Guess what? There are still going to be lottery picks and five-star players emerging from college! And there are still going to be star players who evolve over two, three and four years. The "preps-to-pros" era happened from 1995-2005, when going straight to the NBA out of high school was allowed and eventually got messy. If we return to a facsimile of that, I promise you college basketball will still be a major American sport.
Here's an off-the-cuff list of notable college stars in that '95-05 era, most whom played at least two years: Carmelo Anthony, Chris Bosh, Jay Williams, Paul Pierce, Vince Carter, Allen Iverson, Marcus Camby, Elton Brand, Chris Paul, Ron Mercer, Chauncey Billups, Lamar Odom, Baron Davis, Ron Artest, Jamal Crawford, Mike Miller, Zach Randolph, Luol Deng.

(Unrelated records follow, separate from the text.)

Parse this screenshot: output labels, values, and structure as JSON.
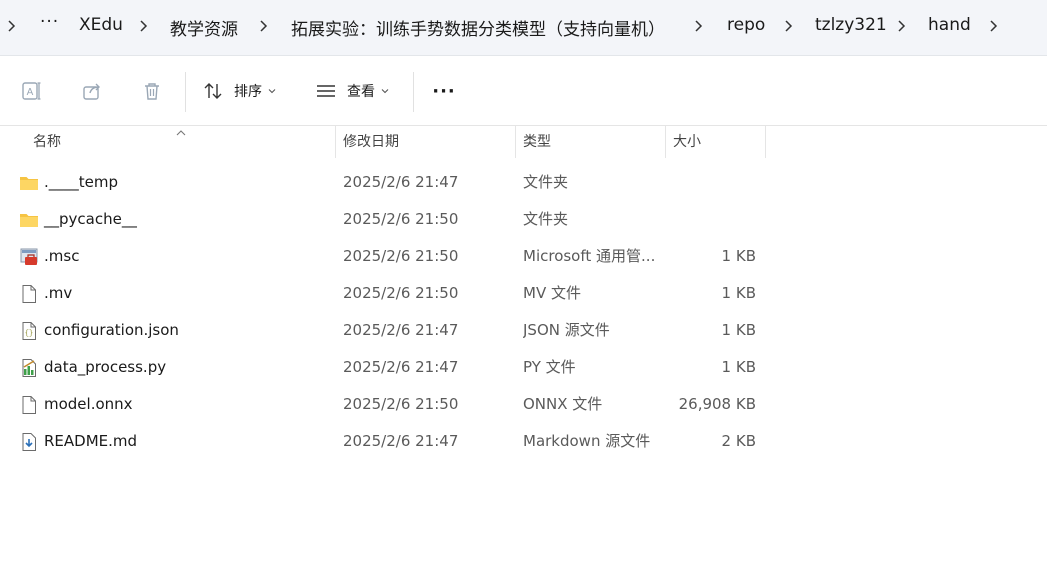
{
  "breadcrumb": {
    "more": "···",
    "items": [
      "XEdu",
      "教学资源",
      "拓展实验：训练手势数据分类模型（支持向量机）",
      "repo",
      "tzlzy321",
      "hand"
    ]
  },
  "toolbar": {
    "rename_icon": "rename-icon",
    "share_icon": "share-icon",
    "delete_icon": "trash-icon",
    "sort_label": "排序",
    "view_label": "查看",
    "more_label": "···"
  },
  "columns": {
    "name": "名称",
    "date": "修改日期",
    "type": "类型",
    "size": "大小"
  },
  "files": [
    {
      "name": ".____temp",
      "date": "2025/2/6 21:47",
      "type": "文件夹",
      "size": "",
      "icon": "folder-icon"
    },
    {
      "name": "__pycache__",
      "date": "2025/2/6 21:50",
      "type": "文件夹",
      "size": "",
      "icon": "folder-icon"
    },
    {
      "name": ".msc",
      "date": "2025/2/6 21:50",
      "type": "Microsoft 通用管...",
      "size": "1 KB",
      "icon": "msc-icon"
    },
    {
      "name": ".mv",
      "date": "2025/2/6 21:50",
      "type": "MV 文件",
      "size": "1 KB",
      "icon": "file-icon"
    },
    {
      "name": "configuration.json",
      "date": "2025/2/6 21:47",
      "type": "JSON 源文件",
      "size": "1 KB",
      "icon": "json-file-icon"
    },
    {
      "name": "data_process.py",
      "date": "2025/2/6 21:47",
      "type": "PY 文件",
      "size": "1 KB",
      "icon": "python-file-icon"
    },
    {
      "name": "model.onnx",
      "date": "2025/2/6 21:50",
      "type": "ONNX 文件",
      "size": "26,908 KB",
      "icon": "file-icon"
    },
    {
      "name": "README.md",
      "date": "2025/2/6 21:47",
      "type": "Markdown 源文件",
      "size": "2 KB",
      "icon": "markdown-file-icon"
    }
  ],
  "colors": {
    "folder": "#f6c443",
    "accent": "#0067c0",
    "addressbar": "#f3f5f9"
  }
}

I can already hear the counterargument. But if those players came up and played in 2020 and had the chance Green has, they wouldn't have gone to college to begin with. That might be true of some, but not necessarily of all, because of where they were ranked coming out of high school. But, fine, take all of those players, the biggest names and flashiest of guys, and say college basketball would have never gotten them.
Lookie here, I've got another two dozen players -- from one decade alone -- who still would have played in college and ultimately became stars. All of these men were All-Americans and/or lottery picks, most of them made the Final Four at minimum, most of them at least three-year guys: Shane Battier, Joe Johnson, Mateen Cleaves, Emeka Okafor, Ray Allen, Tim Duncan, Antawn Jamison, Caron Butler, Kenyon Martin, Jason Richardson, Juan Dixon, Dwyane Wade, T.J. Ford, Kyle Korver, Jameer Nelson, Andrew Bogut, J.J. Redick, Adam Morrison, Tyler Hansbrough, Brandon Roy, Andre Iguodala.

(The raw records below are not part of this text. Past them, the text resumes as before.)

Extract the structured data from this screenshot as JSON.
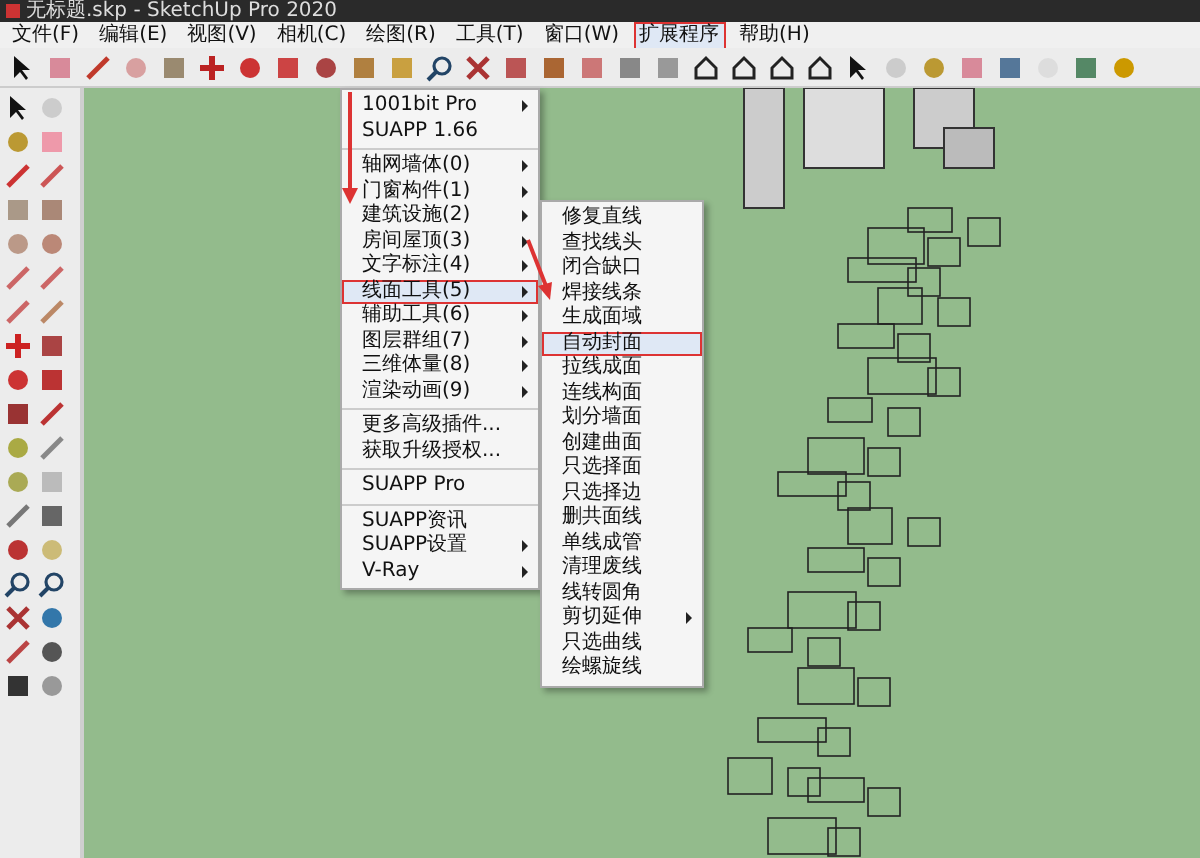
{
  "window": {
    "title": "无标题.skp - SketchUp Pro 2020"
  },
  "menu_bar": [
    {
      "label": "文件(F)",
      "selected": false
    },
    {
      "label": "编辑(E)",
      "selected": false
    },
    {
      "label": "视图(V)",
      "selected": false
    },
    {
      "label": "相机(C)",
      "selected": false
    },
    {
      "label": "绘图(R)",
      "selected": false
    },
    {
      "label": "工具(T)",
      "selected": false
    },
    {
      "label": "窗口(W)",
      "selected": false
    },
    {
      "label": "扩展程序",
      "selected": true
    },
    {
      "label": "帮助(H)",
      "selected": false
    }
  ],
  "extension_menu": {
    "groups": [
      {
        "items": [
          {
            "label": "1001bit Pro",
            "has_submenu": true,
            "selected": false
          },
          {
            "label": "SUAPP 1.66",
            "has_submenu": false,
            "selected": false
          }
        ]
      },
      {
        "items": [
          {
            "label": "轴网墙体(0)",
            "has_submenu": true,
            "selected": false
          },
          {
            "label": "门窗构件(1)",
            "has_submenu": true,
            "selected": false
          },
          {
            "label": "建筑设施(2)",
            "has_submenu": true,
            "selected": false
          },
          {
            "label": "房间屋顶(3)",
            "has_submenu": true,
            "selected": false
          },
          {
            "label": "文字标注(4)",
            "has_submenu": true,
            "selected": false
          },
          {
            "label": "线面工具(5)",
            "has_submenu": true,
            "selected": true
          },
          {
            "label": "辅助工具(6)",
            "has_submenu": true,
            "selected": false
          },
          {
            "label": "图层群组(7)",
            "has_submenu": true,
            "selected": false
          },
          {
            "label": "三维体量(8)",
            "has_submenu": true,
            "selected": false
          },
          {
            "label": "渲染动画(9)",
            "has_submenu": true,
            "selected": false
          }
        ]
      },
      {
        "items": [
          {
            "label": "更多高级插件...",
            "has_submenu": false,
            "selected": false
          },
          {
            "label": "获取升级授权...",
            "has_submenu": false,
            "selected": false
          }
        ]
      },
      {
        "items": [
          {
            "label": "SUAPP Pro",
            "has_submenu": false,
            "selected": false
          }
        ]
      },
      {
        "items": [
          {
            "label": "SUAPP资讯",
            "has_submenu": false,
            "selected": false
          },
          {
            "label": "SUAPP设置",
            "has_submenu": true,
            "selected": false
          },
          {
            "label": "V-Ray",
            "has_submenu": true,
            "selected": false
          }
        ]
      }
    ]
  },
  "line_tools_submenu": {
    "items": [
      {
        "label": "修复直线",
        "has_submenu": false,
        "selected": false
      },
      {
        "label": "查找线头",
        "has_submenu": false,
        "selected": false
      },
      {
        "label": "闭合缺口",
        "has_submenu": false,
        "selected": false
      },
      {
        "label": "焊接线条",
        "has_submenu": false,
        "selected": false
      },
      {
        "label": "生成面域",
        "has_submenu": false,
        "selected": false
      },
      {
        "label": "自动封面",
        "has_submenu": false,
        "selected": true
      },
      {
        "label": "拉线成面",
        "has_submenu": false,
        "selected": false
      },
      {
        "label": "连线构面",
        "has_submenu": false,
        "selected": false
      },
      {
        "label": "划分墙面",
        "has_submenu": false,
        "selected": false
      },
      {
        "label": "创建曲面",
        "has_submenu": false,
        "selected": false
      },
      {
        "label": "只选择面",
        "has_submenu": false,
        "selected": false
      },
      {
        "label": "只选择边",
        "has_submenu": false,
        "selected": false
      },
      {
        "label": "删共面线",
        "has_submenu": false,
        "selected": false
      },
      {
        "label": "单线成管",
        "has_submenu": false,
        "selected": false
      },
      {
        "label": "清理废线",
        "has_submenu": false,
        "selected": false
      },
      {
        "label": "线转圆角",
        "has_submenu": false,
        "selected": false
      },
      {
        "label": "剪切延伸",
        "has_submenu": true,
        "selected": false
      },
      {
        "label": "只选曲线",
        "has_submenu": false,
        "selected": false
      },
      {
        "label": "绘螺旋线",
        "has_submenu": false,
        "selected": false
      }
    ]
  }
}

There are No. 1 picks and national players of the year in there. That's what college basketball looks like when elite high school players are allowed an easily accessible chute to a pro career.
Then you have the Ja Morants, Jarrett Culvers and Obi Toppins: top-five-pick talents who were not even rated coming out of high school. Morant's a borderline NBA superstar and he played in a town of fewer than 20,000 people. Projected 2020 lottery picks Isaac Okoro, Saddiq Bey, Aaron Nesmith and Tyrese Haliburton would have not come close to being under consideration for this G League arrangement coming out of high school. Neither would have projected first-round picks Jahmi'us Ramsey, Daniel Oturu, Robert Woodard, Zeke Nnaji and Devin Vassell. These college basketball success stories will never stop happening.
What's more, there are already top-five players opting for college in spite of being offered the G League opportunity. This has never been an either/or proposition. Enough with the doomsdayism. College basketball is going to be fine. It's under a bigger threat from upperclassmen who have almost no chance of being drafted opting to leave for good anyway. That can undercut the sport's overall appeal just as much, if not more than, missing out on guys who'll never get seen in a college uniform to begin with.
I ask: is this worth all the effort and investment for the NBA and the G League? It's going to be an interesting next 18 months, and because of what the coronavirus has wrought, the landscape of basketball in America has never been this intriguing or uncertain.